The New York Times published two articles about the draft report on December 4. The first, written by Rachel Abrams and Edmund Lee, did not disclose how the Times got its hands on the draft. The Times explained that the lawyers had spoken to 11 of the 17 women who the lawyers knew “had accused Mr. Moonves of misconduct or harassment and found their accounts to be credible.” The first Times article mentioned three women by name whose stories were written up in the draft report.
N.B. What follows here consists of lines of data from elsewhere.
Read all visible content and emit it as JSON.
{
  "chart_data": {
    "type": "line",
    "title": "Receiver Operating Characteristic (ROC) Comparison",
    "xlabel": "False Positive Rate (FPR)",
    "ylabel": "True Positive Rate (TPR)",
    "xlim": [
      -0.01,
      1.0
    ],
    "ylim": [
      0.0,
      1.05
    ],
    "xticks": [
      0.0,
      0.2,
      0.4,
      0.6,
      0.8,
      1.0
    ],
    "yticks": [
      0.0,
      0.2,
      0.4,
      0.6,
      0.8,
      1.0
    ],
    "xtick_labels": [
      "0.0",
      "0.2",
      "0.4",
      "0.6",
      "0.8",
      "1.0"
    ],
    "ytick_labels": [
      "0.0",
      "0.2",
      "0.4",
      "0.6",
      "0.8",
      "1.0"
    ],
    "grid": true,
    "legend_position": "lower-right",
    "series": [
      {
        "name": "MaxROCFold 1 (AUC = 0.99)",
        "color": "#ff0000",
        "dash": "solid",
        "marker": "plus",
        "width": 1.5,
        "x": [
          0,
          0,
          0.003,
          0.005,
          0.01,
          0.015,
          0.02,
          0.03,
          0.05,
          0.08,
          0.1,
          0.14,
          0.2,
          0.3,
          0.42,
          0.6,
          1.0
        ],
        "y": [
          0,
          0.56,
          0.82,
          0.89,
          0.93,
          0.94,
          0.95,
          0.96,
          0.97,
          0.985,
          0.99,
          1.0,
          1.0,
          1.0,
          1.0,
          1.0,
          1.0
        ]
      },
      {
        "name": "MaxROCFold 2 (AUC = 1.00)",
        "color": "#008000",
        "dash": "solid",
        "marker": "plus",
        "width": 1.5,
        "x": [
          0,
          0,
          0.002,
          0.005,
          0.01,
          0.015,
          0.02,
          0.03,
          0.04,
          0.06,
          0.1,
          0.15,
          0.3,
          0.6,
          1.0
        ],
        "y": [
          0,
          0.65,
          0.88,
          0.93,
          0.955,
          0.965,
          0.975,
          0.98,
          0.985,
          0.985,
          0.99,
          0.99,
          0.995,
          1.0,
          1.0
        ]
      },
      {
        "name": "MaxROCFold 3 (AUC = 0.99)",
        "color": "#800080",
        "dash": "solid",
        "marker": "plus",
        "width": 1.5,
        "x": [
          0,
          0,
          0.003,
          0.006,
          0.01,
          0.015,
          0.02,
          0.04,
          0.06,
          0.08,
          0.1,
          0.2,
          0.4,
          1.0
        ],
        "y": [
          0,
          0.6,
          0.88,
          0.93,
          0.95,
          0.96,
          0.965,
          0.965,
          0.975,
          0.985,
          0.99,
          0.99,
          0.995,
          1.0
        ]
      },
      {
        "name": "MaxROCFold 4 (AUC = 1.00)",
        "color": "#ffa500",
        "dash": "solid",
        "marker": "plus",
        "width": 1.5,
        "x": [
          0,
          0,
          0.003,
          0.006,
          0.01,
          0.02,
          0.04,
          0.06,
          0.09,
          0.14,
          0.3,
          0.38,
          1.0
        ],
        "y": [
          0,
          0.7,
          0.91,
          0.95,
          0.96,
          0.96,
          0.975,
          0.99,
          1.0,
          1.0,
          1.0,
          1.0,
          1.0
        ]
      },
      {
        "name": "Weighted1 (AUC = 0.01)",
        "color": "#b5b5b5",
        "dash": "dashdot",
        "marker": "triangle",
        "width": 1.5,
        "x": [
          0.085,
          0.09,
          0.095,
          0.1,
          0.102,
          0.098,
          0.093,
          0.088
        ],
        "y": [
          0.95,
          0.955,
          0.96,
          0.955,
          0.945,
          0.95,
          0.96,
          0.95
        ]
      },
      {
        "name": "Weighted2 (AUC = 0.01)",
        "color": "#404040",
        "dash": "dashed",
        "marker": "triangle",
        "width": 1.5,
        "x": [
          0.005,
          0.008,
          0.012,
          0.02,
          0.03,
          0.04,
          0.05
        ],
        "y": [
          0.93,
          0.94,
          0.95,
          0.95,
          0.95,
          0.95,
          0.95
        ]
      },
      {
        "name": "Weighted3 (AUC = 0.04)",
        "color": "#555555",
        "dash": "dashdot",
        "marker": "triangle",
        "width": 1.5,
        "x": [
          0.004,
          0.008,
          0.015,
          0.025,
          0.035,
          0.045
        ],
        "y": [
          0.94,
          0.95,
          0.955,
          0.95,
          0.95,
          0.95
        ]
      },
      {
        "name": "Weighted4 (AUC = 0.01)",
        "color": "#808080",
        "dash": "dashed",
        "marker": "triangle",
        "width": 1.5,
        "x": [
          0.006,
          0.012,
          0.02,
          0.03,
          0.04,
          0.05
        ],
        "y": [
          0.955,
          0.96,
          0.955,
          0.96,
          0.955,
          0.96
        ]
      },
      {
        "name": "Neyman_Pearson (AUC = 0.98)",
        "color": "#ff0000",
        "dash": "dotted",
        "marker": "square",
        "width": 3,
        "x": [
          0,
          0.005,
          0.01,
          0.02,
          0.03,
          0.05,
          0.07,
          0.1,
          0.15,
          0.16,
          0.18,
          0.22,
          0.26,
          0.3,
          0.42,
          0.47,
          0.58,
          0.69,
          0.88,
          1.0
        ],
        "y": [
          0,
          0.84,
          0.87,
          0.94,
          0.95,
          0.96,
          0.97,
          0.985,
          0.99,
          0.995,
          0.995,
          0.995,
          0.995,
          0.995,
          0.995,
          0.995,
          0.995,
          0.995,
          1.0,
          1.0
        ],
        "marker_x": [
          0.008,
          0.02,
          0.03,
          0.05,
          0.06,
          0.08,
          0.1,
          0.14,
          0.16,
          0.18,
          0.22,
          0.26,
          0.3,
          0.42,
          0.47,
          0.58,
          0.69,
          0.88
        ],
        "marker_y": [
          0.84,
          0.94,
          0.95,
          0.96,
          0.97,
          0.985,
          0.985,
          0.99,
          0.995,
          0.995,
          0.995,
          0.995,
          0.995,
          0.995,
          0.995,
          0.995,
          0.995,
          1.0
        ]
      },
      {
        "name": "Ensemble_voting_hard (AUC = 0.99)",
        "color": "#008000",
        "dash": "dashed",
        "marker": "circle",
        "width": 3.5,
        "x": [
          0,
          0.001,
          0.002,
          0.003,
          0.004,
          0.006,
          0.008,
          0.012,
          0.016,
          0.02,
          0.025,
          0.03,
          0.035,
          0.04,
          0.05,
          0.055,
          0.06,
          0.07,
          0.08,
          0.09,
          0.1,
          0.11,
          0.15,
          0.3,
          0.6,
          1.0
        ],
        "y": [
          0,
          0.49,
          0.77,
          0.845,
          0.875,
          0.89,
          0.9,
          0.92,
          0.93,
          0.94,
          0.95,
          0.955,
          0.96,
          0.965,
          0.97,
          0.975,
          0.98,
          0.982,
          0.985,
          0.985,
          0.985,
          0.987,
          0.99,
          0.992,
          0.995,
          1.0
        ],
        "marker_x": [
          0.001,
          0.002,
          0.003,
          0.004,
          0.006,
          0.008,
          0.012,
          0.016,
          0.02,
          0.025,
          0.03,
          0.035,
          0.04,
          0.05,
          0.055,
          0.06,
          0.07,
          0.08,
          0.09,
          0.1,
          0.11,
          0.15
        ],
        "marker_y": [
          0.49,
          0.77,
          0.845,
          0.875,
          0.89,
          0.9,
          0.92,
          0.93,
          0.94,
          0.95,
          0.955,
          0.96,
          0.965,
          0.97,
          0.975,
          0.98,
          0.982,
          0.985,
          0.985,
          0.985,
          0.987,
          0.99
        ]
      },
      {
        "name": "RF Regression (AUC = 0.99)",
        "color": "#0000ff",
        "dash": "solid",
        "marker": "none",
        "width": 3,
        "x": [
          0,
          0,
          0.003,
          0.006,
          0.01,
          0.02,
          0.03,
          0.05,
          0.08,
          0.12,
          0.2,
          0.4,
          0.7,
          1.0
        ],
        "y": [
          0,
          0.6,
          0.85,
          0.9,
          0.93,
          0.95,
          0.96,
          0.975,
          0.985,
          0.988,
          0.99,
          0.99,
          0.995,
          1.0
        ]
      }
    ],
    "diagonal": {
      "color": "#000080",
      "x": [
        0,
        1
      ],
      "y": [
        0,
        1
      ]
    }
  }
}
There was Dr. Peters’s story about how, in 1999, Moonves, who has diabetes, went to see her for a consultation and “had tried to kiss her and masturbated in front of her.” (This rendition of events was consistent with Vanity Fair’s story and with an article that Dr. Peters herself had written in the medical journal Annals of Internal Medicine, in May 2018. At the time, Moonves, through a representative, told Vanity Fair that he “tried to kiss the doctor” but “nothing more happened.”) The Times story also mentioned the actor Bobbie Phillips and her claim that, in 1995, Moonves forced her to have oral sex with him and then tried to help her get work in order to keep her quiet. (Moonves previously told the Times that he believed the encounter was consensual.) The third woman mentioned by the Times, per the draft report, was another actor, Eva LaRue, who has had a role on CSI: Miami, a CBS show.